Integrate with existing tools and workflows: Implementation should follow the lightest-weight path possible, requiring minimal new inputs from users and leveraging existing Canadian LCA tools. The goal is to enhance, not replace, current practice.

Confirm system boundaries: Although transport and installation stages (A4–A5) generally have limited influence on biogenic materials, their exclusion should be tested for sensitivity to ensure that boundaries remain scientifically and practically justified.

6. Conclusions

Climate mitigation efforts over the next 25 to 50 years will be critical to preventing the world from crossing irreversible climate thresholds.
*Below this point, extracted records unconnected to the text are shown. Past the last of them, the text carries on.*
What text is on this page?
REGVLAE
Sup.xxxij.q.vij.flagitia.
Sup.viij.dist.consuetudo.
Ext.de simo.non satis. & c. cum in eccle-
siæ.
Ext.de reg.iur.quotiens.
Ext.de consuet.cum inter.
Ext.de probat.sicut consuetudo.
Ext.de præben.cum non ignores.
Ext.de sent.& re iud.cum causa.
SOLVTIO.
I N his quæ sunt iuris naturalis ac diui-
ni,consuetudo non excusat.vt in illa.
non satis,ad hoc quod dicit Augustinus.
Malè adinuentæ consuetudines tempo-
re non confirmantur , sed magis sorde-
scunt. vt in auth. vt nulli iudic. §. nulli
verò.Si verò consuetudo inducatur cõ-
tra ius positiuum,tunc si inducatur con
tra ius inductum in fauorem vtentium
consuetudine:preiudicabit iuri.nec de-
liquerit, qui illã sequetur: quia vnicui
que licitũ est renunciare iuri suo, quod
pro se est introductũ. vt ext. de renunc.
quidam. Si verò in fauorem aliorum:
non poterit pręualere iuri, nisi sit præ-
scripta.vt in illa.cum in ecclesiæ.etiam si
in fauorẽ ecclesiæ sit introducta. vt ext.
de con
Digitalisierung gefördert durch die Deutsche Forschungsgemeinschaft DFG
Every tonne of carbon kept out of the atmosphere during this period matters. Recognizing and valuing biogenic carbon storage enables the building industry to actively pursue effective strategies for turning buildings into carbon sinks, valuing materials such as timber, straw, hemp and waste-stream fibers as meaningful climate solutions. Embedding these principles in Canadian accounting frameworks would help the climate recover while supporting longer-term transformation.

Ultimately, Canada’s approach should ensure inventory completeness, transparency, and compatibility with existing LCA tools while remaining simple enough for wide adoption. Completeness and flexibility are the cornerstones of a credible valuation method.

Using time as a denominator reframes how impact is understood. It shifts the question from whether storage is temporary or permanent to how long carbon remains out of the atmosphere when it matters most. By embedding time directly into accounting, future methods can reveal how the climate benefits of stored carbon unfold and persist. A framework built on these principles would give practitioners the clarity and confidence to account for biogenic carbon in ways that strengthen both immediate and long-term climate action.